Inheritance tax law – the struggles of the Samsung chairman
This article is written by Paul Fairbairn and Victoria Symons, Partners at Cripps Pemberton Greenish
The family of late Samsung Electronics chairman Lee Kun-hee recently made headlines after his estate was told they will have to pay more than 12 trillion won ($10.78 billion) in duties inheritance, a record amount.
South Korea has one of the highest inheritance tax rates in the world, at 50% of the value of the estate (with a potential premium on top if the deceased held a majority stake in a company). The tax bill would be funded by a mix of donations and the sale of family assets, including works of art by Monet, Dali and Picasso (to name a few), but is also likely to require the sale of part of the Lee family interest. at Samsung.
Although the UK inheritance tax regime is not as punishing, with a ‘mere’ inheritance tax rate of 40%, it is not hard to imagine how a wealthy family could find themselves in a similar situation if they had not taken the necessary steps to plan ahead.
Our inheritance tax rate may be unattractive, but the regime can be lenient.
If the family business is a commercial business, Business Property Relief may very well apply and reduce the value (for tax purposes) of the business and other assets used in the business by up to 100%. The reasoning being that companies that reinject into the economy should not be sold or broken up to pay a single tax bill. Relief isn’t simple and it’s easy to inadvertently fall off the diet. It is therefore essential to take stock of the company and the application of this relief before testing it. Unfortunately for Mr Kun-hee’s family, even if he had been subject to UK inheritance tax the relief would not have applied as only a controlling interest in a listed company is eligible.

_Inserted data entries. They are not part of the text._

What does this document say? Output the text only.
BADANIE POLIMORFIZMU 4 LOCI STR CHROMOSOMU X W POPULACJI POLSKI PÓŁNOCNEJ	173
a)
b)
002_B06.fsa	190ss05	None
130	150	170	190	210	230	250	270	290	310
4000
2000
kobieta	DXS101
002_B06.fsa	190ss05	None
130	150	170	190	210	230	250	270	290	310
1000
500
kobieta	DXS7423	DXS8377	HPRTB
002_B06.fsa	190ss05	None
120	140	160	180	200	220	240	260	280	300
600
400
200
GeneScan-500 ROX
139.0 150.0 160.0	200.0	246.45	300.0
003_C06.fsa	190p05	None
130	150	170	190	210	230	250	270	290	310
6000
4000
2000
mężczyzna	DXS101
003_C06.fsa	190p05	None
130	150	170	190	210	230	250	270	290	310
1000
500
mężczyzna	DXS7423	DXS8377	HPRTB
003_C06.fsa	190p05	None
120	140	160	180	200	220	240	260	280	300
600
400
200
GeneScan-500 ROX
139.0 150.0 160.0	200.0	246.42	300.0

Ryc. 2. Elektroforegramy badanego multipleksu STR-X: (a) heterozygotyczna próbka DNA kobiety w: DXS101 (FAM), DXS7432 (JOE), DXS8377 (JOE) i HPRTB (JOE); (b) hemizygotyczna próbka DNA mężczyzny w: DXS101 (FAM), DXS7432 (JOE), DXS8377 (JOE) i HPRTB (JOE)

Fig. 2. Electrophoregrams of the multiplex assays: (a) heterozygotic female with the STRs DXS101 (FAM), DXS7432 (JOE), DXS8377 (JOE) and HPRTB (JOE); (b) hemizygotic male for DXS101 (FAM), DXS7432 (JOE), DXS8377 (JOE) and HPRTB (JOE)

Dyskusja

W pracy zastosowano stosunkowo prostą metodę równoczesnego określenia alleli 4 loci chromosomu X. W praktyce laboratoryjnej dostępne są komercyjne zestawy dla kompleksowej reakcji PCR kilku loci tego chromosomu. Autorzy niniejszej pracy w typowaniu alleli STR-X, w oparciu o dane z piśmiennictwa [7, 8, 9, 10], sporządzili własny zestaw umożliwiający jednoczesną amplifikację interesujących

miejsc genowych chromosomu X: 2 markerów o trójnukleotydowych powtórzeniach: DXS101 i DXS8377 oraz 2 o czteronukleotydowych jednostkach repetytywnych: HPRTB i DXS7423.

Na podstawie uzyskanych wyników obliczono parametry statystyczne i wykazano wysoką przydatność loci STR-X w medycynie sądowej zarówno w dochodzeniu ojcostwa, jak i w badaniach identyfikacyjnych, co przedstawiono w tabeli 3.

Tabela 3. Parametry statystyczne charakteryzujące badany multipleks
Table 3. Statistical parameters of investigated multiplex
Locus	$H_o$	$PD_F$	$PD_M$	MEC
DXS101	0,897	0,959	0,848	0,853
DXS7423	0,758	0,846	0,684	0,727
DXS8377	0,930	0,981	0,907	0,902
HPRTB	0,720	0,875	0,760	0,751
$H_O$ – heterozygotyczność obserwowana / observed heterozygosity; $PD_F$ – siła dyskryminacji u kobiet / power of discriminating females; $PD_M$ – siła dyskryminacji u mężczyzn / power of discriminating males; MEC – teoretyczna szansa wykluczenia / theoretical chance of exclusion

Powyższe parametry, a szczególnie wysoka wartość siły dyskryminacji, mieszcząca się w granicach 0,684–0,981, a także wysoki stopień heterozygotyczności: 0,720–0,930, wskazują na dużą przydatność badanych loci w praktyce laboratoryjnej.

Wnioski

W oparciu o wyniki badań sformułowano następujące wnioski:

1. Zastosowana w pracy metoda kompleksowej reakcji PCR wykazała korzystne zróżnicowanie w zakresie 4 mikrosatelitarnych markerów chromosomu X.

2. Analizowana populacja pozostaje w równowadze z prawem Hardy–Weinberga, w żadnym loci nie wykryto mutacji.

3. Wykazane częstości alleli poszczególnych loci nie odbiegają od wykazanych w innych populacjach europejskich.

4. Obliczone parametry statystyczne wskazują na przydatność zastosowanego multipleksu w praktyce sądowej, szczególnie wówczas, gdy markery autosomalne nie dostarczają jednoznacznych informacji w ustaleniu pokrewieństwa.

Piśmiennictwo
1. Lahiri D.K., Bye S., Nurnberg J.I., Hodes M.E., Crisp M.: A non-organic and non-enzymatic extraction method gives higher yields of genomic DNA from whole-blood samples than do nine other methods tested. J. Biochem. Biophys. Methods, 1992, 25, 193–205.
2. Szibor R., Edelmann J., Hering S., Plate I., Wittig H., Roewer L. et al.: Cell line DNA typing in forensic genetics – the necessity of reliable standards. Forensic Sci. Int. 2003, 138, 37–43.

Ensuring the succession of a family business through generations is not limited to the tax situation of inheritances. If the business is to survive, engaging with the next generation is essential and this inevitably involves giving them a stake in the business. It turns out that giving them a stake is also good tax planning, assuming you survive seven years. You can also adapt the rights attached to their participation, for example by linking the value of this participation to the future growth of the company, thus reducing taxes and inciting to develop the company in one.
Passing on value to the next generation doesn’t automatically mean handing over control, at least not until you’re ready. Family business incorporations can, and should, have a built-in framework for succession. A crucial part of this is managing the tax, not only minimizing it, but also ensuring that it can be paid when the time comes.
Pay the tax
Few people can rely on donations to fund tax bills, so it’s essential to ensure there are enough assets in the estate, ideally outside the business, that can be liquidated in if needed. If the owners of the business are not too old, insurance may be the best way to manage this and ensure that the specter of taxation does not distract everyone from running the business and enjoyment of its benefits.

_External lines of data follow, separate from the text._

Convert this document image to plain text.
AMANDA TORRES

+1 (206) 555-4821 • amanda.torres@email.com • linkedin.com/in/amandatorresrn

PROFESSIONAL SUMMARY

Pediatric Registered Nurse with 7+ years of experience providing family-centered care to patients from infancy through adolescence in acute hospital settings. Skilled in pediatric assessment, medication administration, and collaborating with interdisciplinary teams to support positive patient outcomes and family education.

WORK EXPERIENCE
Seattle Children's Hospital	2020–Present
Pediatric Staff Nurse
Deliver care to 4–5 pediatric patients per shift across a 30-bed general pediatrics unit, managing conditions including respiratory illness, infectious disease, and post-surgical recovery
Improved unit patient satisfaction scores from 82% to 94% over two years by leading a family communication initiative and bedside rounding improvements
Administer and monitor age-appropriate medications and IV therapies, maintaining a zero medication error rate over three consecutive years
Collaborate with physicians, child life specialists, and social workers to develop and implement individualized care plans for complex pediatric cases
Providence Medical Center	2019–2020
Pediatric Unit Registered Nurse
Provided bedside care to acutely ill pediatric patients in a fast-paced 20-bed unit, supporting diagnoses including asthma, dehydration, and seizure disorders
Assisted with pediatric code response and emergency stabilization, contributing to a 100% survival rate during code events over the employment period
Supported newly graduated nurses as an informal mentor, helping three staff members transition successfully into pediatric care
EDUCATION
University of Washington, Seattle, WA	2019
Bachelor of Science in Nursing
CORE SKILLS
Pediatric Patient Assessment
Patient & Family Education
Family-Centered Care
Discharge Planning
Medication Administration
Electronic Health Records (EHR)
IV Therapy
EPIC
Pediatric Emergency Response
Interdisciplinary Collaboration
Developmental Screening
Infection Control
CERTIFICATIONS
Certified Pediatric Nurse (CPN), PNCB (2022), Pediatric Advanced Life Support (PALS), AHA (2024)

Relying on the sale of business assets such as shares can be difficult – with listed companies, the impact on the market could be volatile and lead to a decline in shareholder value. In contrast, shares of private companies are rarely freely transferable; most are subject to pre-emptive rights or an outright ban on selling other than at the discretion of the board of directors or other shareholders. Negotiating a path through this process can be expensive and time consuming.

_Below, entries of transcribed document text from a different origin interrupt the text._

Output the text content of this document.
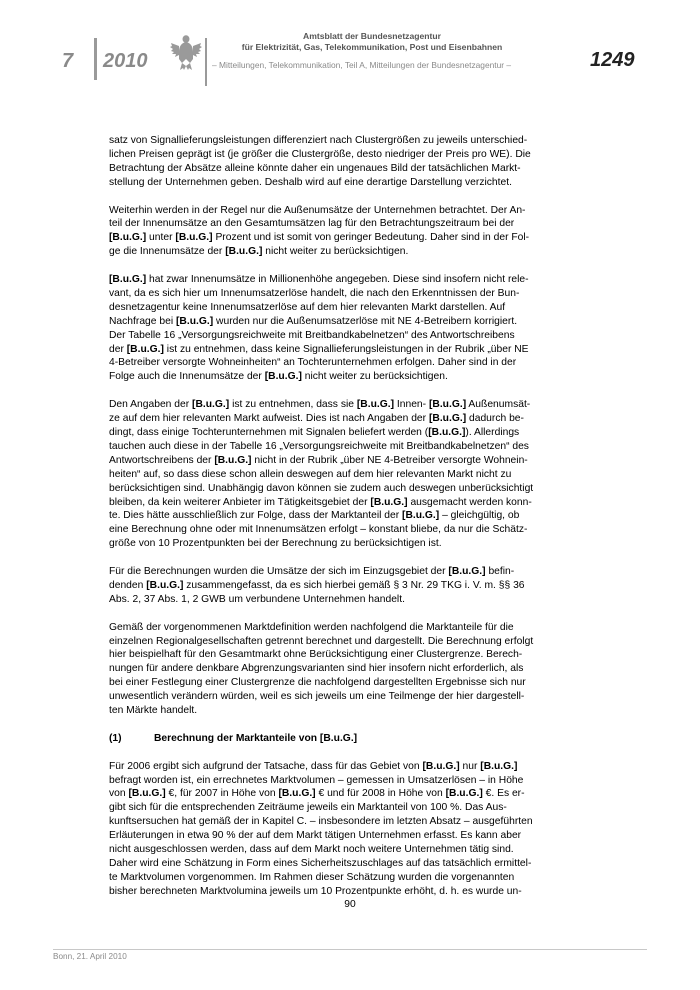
7 2010
Amtsblatt der Bundesnetzagentur
für Elektrizität, Gas, Telekommunikation, Post und Eisenbahnen
– Mitteilungen, Telekommunikation, Teil A, Mitteilungen der Bundesnetzagentur –	1249

satz von Signallieferungsleistungen differenziert nach Clustergrößen zu jeweils unterschied-
lichen Preisen geprägt ist (je größer die Clustergröße, desto niedriger der Preis pro WE). Die
Betrachtung der Absätze alleine könnte daher ein ungenaues Bild der tatsächlichen Markt-
stellung der Unternehmen geben. Deshalb wird auf eine derartige Darstellung verzichtet.

Weiterhin werden in der Regel nur die Außenumsätze der Unternehmen betrachtet. Der An-
teil der Innenumsätze an den Gesamtumsätzen lag für den Betrachtungszeitraum bei der
[B.u.G.] unter [B.u.G.] Prozent und ist somit von geringer Bedeutung. Daher sind in der Fol-
ge die Innenumsätze der [B.u.G.] nicht weiter zu berücksichtigen.

[B.u.G.] hat zwar Innenumsätze in Millionenhöhe angegeben. Diese sind insofern nicht rele-
vant, da es sich hier um Innenumsatzerlöse handelt, die nach den Erkenntnissen der Bun-
desnetzagentur keine Innenumsatzerlöse auf dem hier relevanten Markt darstellen. Auf
Nachfrage bei [B.u.G.] wurden nur die Außenumsatzerlöse mit NE 4-Betreibern korrigiert.
Der Tabelle 16 „Versorgungsreichweite mit Breitbandkabelnetzen“ des Antwortschreibens
der [B.u.G.] ist zu entnehmen, dass keine Signallieferungsleistungen in der Rubrik „über NE
4-Betreiber versorgte Wohneinheiten“ an Tochterunternehmen erfolgen. Daher sind in der
Folge auch die Innenumsätze der [B.u.G.] nicht weiter zu berücksichtigen.

Den Angaben der [B.u.G.] ist zu entnehmen, dass sie [B.u.G.] Innen- [B.u.G.] Außenumsät-
ze auf dem hier relevanten Markt aufweist. Dies ist nach Angaben der [B.u.G.] dadurch be-
dingt, dass einige Tochterunternehmen mit Signalen beliefert werden ([B.u.G.]). Allerdings
tauchen auch diese in der Tabelle 16 „Versorgungsreichweite mit Breitbandkabelnetzen“ des
Antwortschreibens der [B.u.G.] nicht in der Rubrik „über NE 4-Betreiber versorgte Wohnein-
heiten“ auf, so dass diese schon allein deswegen auf dem hier relevanten Markt nicht zu
berücksichtigen sind. Unabhängig davon können sie zudem auch deswegen unberücksichtigt
bleiben, da kein weiterer Anbieter im Tätigkeitsgebiet der [B.u.G.] ausgemacht werden konn-
te. Dies hätte ausschließlich zur Folge, dass der Marktanteil der [B.u.G.] – gleichgültig, ob
eine Berechnung ohne oder mit Innenumsätzen erfolgt – konstant bliebe, da nur die Schätz-
größe von 10 Prozentpunkten bei der Berechnung zu berücksichtigen ist.

Für die Berechnungen wurden die Umsätze der sich im Einzugsgebiet der [B.u.G.] befin-
denden [B.u.G.] zusammengefasst, da es sich hierbei gemäß § 3 Nr. 29 TKG i. V. m. §§ 36
Abs. 2, 37 Abs. 1, 2 GWB um verbundene Unternehmen handelt.

Gemäß der vorgenommenen Marktdefinition werden nachfolgend die Marktanteile für die
einzelnen Regionalgesellschaften getrennt berechnet und dargestellt. Die Berechnung erfolgt
hier beispielhaft für den Gesamtmarkt ohne Berücksichtigung einer Clustergrenze. Berech-
nungen für andere denkbare Abgrenzungsvarianten sind hier insofern nicht erforderlich, als
bei einer Festlegung einer Clustergrenze die nachfolgend dargestellten Ergebnisse sich nur
unwesentlich verändern würden, weil es sich jeweils um eine Teilmenge der hier dargestell-
ten Märkte handelt.

(1)	Berechnung der Marktanteile von [B.u.G.]

Für 2006 ergibt sich aufgrund der Tatsache, dass für das Gebiet von [B.u.G.] nur [B.u.G.]
befragt worden ist, ein errechnetes Marktvolumen – gemessen in Umsatzerlösen – in Höhe
von [B.u.G.] €, für 2007 in Höhe von [B.u.G.] € und für 2008 in Höhe von [B.u.G.] €. Es er-
gibt sich für die entsprechenden Zeiträume jeweils ein Marktanteil von 100 %. Das Aus-
kunftsersuchen hat gemäß der in Kapitel C. – insbesondere im letzten Absatz – ausgeführten
Erläuterungen in etwa 90 % der auf dem Markt tätigen Unternehmen erfasst. Es kann aber
nicht ausgeschlossen werden, dass auf dem Markt noch weitere Unternehmen tätig sind.
Daher wird eine Schätzung in Form eines Sicherheitszuschlages auf das tatsächlich ermittel-
te Marktvolumen vorgenommen. Im Rahmen dieser Schätzung wurden die vorgenannten
bisher berechneten Marktvolumina jeweils um 10 Prozentpunkte erhöht, d. h. es wurde un-

90
Bonn, 21. April 2010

For entrepreneurial families, the boundary between “family” assets and “professional” assets can often become blurred; if the family owns all the shares of a company, it is tempting to think of them all as coming from one “pot”. The taxman, however, would disagree with your accountant. Extracting assets from a business will almost always have tax implications. Dividends are subject to income tax and the availability of distributable profits. If distributable profits are insufficient, the sale of the company’s assets may attract corporation tax and other dividends as the proceeds are stripped. And that’s all without regard to creditworthiness or the best interests of the company itself.
Again the scheme can help because even if Business Relief does not apply, or at least not to the full value, tax can be paid in instalments to ensure that tax can be paid on the profits of dividends over ten years.
The fact that Lee Kun-hee was in a coma for the 6 years before his death meant that planning ahead wasn’t really an option, but it’s a tragic reminder that for a business, it’s always smart to plan ahead. consider this inevitable problem sooner rather than later.